What George Carlin Meant To Me

I did not know the man, I never met him. Yet, I can't help mourn his passing. There is a special place in my heart for comedians who die. George Carlin was, by most measures, a giant in the world of comedy and his loss hurts in proportion to his stature.

I did not learn to speak English until after I was 19 years old, I wasn't even fluent until well into my twenties and some say I still butcher the language. That is where Carlin had the greatest influence on me. I always saw him as a sort of master jazz player who riffed with words and ideas, instead of a horn or keyboard. I give credit to Carlin for my current command of the English language. Without his act, learning to have fun with speech would have been much, much more difficult for me. Through him, I discovered Lenny Bruce, whom George credits with a shift from the vaudeville type work he was doing in the sixties to become the counter-culture genius we know and love today.
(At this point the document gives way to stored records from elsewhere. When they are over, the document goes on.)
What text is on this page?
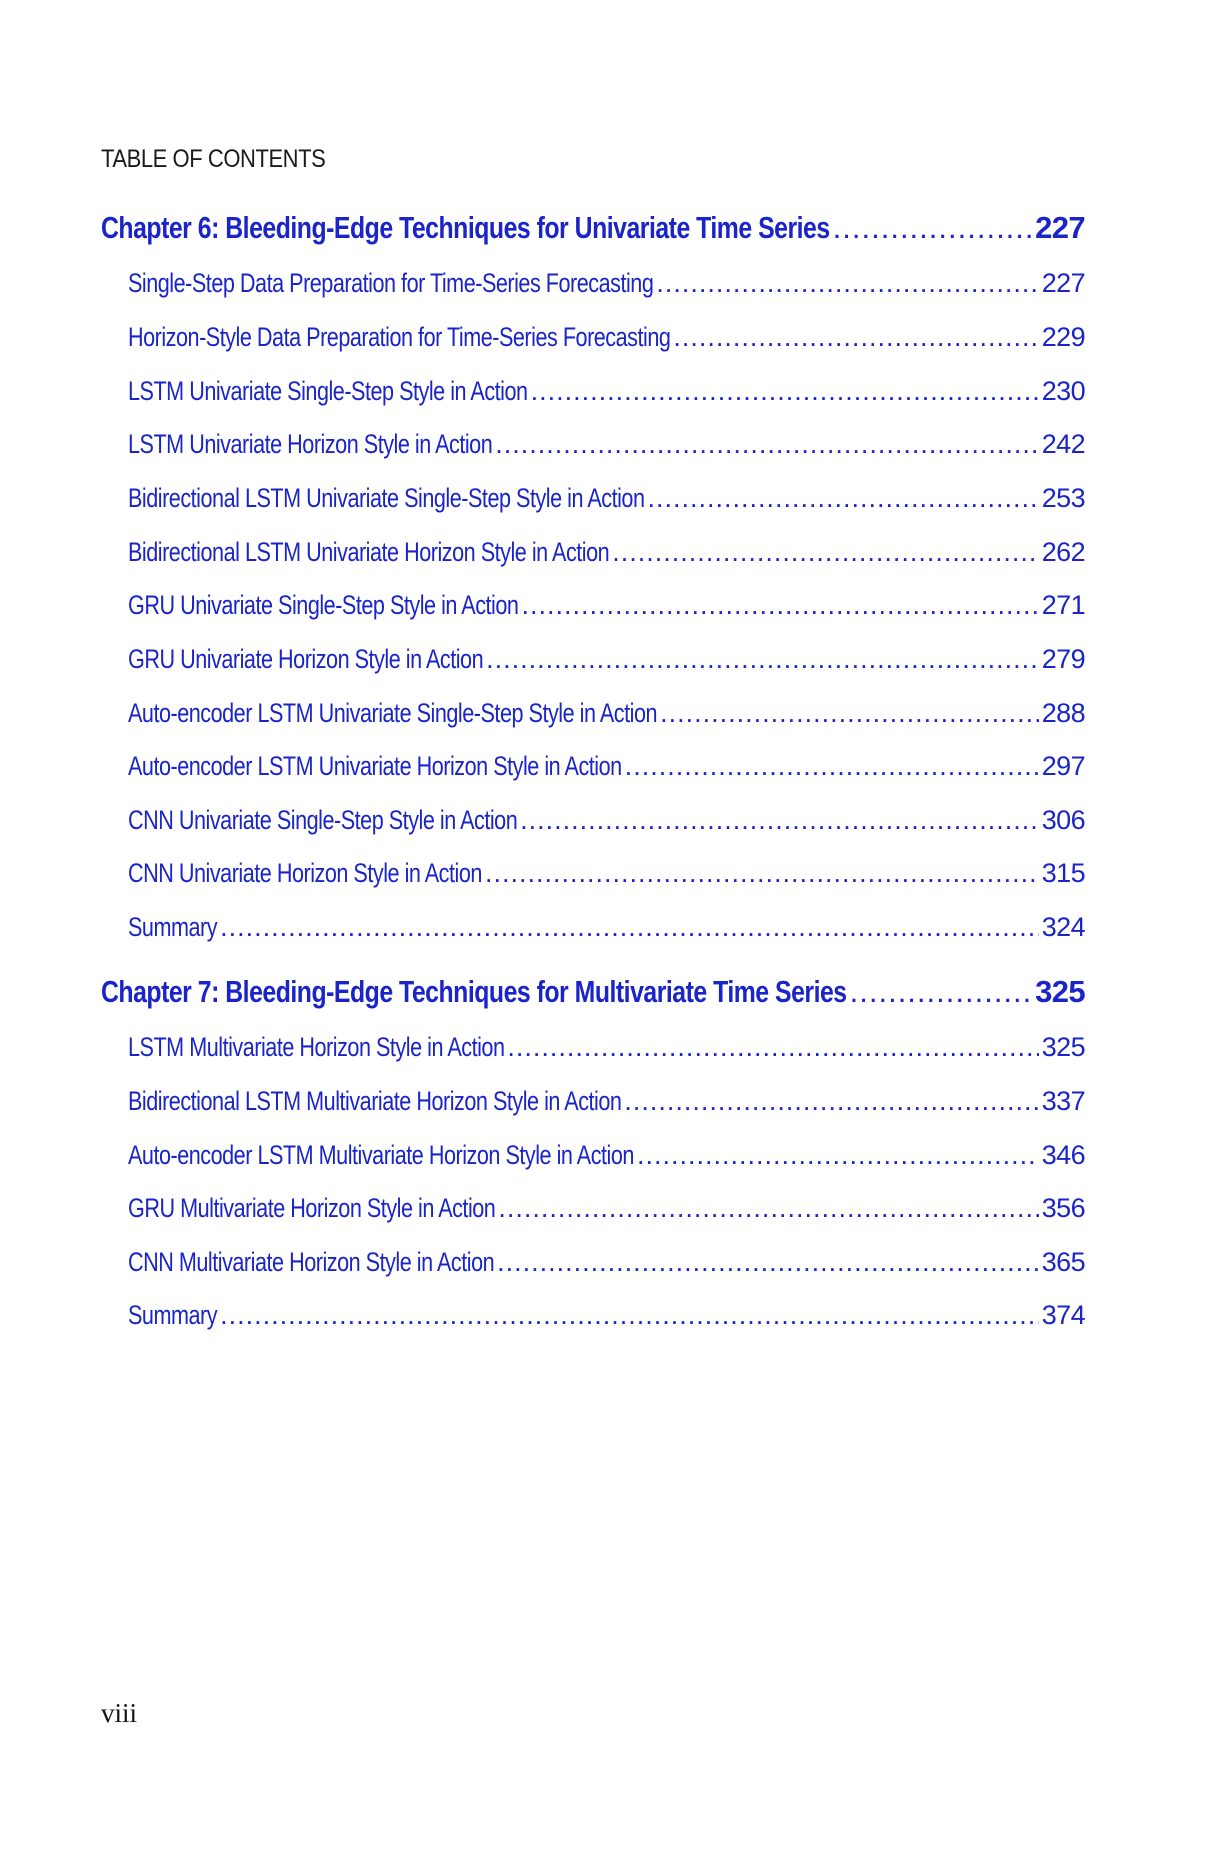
TABLE OF CONTENTS
Chapter 6: Bleeding-Edge Techniques for Univariate Time Series .....	227
Single-Step Data Preparation for Time-Series Forecasting .....	227
Horizon-Style Data Preparation for Time-Series Forecasting .....	229
LSTM Univariate Single-Step Style in Action .....	230
LSTM Univariate Horizon Style in Action .....	242
Bidirectional LSTM Univariate Single-Step Style in Action .....	253
Bidirectional LSTM Univariate Horizon Style in Action .....	262
GRU Univariate Single-Step Style in Action .....	271
GRU Univariate Horizon Style in Action .....	279
Auto-encoder LSTM Univariate Single-Step Style in Action .....	288
Auto-encoder LSTM Univariate Horizon Style in Action .....	297
CNN Univariate Single-Step Style in Action .....	306
CNN Univariate Horizon Style in Action .....	315
Summary .....	324
Chapter 7: Bleeding-Edge Techniques for Multivariate Time Series .....	325
LSTM Multivariate Horizon Style in Action .....	325
Bidirectional LSTM Multivariate Horizon Style in Action .....	337
Auto-encoder LSTM Multivariate Horizon Style in Action .....	346
GRU Multivariate Horizon Style in Action .....	356
CNN Multivariate Horizon Style in Action .....	365
Summary .....	374
viii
If you can find smoe of his pre-Lenny Bruce stuff, you can see that sparkle in his eye that there was more to him than the silly antics that could easily air on the Ed Sullivan show. As he grew older, Carlin uncompromisingly began to tell the truth of the world as he saw it and make us laugh while doing so. I admit that I was a bit turned off by his more recent work, I found him to be bitter and angry -- but I am not sure that it was not me projecting that onto him.

George Carlin will live forever in the american collective consciousness. All of the words (not just the seven) in his life are now a part of us.